Throughout our lives we as humans make many plans, engage in
many endeavors and try many different things. Some succeed, some fail, and some we may never know the outcome of either way.

A lesson that I have been learning and continue to learn is that through all the plans I make and all of the ideas that I may have, in the end it is not my plans or will that ultimately matters. While things may seem important to me from my perspective, in that grand scheme of the Lord’s plan, it may be totally insignificant. On the other side of the matter, something that may seem exceedingly unimportant to me, may be very important to God’s plan in the long-term, even if I can not see it at the present time.

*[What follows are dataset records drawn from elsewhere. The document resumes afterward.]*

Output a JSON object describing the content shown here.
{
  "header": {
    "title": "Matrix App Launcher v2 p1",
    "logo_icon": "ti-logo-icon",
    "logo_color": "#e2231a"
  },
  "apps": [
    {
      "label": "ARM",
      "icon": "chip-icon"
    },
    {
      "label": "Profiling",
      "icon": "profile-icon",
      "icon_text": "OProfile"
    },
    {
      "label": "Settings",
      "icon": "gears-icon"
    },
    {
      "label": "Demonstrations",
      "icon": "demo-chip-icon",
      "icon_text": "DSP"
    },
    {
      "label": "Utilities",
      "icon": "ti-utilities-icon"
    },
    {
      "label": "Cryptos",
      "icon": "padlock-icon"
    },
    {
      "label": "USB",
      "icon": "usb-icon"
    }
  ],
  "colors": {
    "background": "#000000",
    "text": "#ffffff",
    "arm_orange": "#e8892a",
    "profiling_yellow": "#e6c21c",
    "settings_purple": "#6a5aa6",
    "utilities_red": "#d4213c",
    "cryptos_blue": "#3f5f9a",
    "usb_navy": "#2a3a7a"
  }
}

Countless times I have made plans which I thought were extremely important, only to watch them fall apart. Then I would become angry at God for letting my all-important plans crumble and ruining my great scheme. Later though, without fail, I would always see unfold before me a bigger and better plan, and I have always been glad that my original failed plan was done away with. Afterwards I would come back to God with my proverbial tail between my legs in humility, forced to acknowledge my error and admit that He does indeed know better than I do.

Now, had I actually forgotten that God knows better than I do and has a better plan? Not really… but I had gotten so caught up in my own plans and ideas that I had neglected to check whether this is what He wants for my life, or whether this was the direction He wants me to go in. This is the danger of valuing our plans above His, and this is the beginning of moving off of His course and onto another course that invariably leads to unneeded pain and suffering. This is exactly the situation that is referred to in Proverbs 19:21:

“There are many devices in a man’s heart; nevertheless the counsel of the LORD, that shall stand.”

When we start to rely on ourselves and begin to ignore the path of the Lord, we set ourselves up for failure and frustration as well as all kinds of turmoil and trouble.

It simply makes more sense to trust in the one who sees and controls everything to lead us down the proper path and order our steps.

From my own experience I can attest that whenever I have tried to force my own way, it has ended in painful failure, and whenever I have let go of my own desires and trusted in the Lord, I have been glad I did so in the end.

So again my prayer today is that I would remember to more
closely stay connected to Him and trust Him to lead me down the proper path in all areas of my life, and I pray the same for you.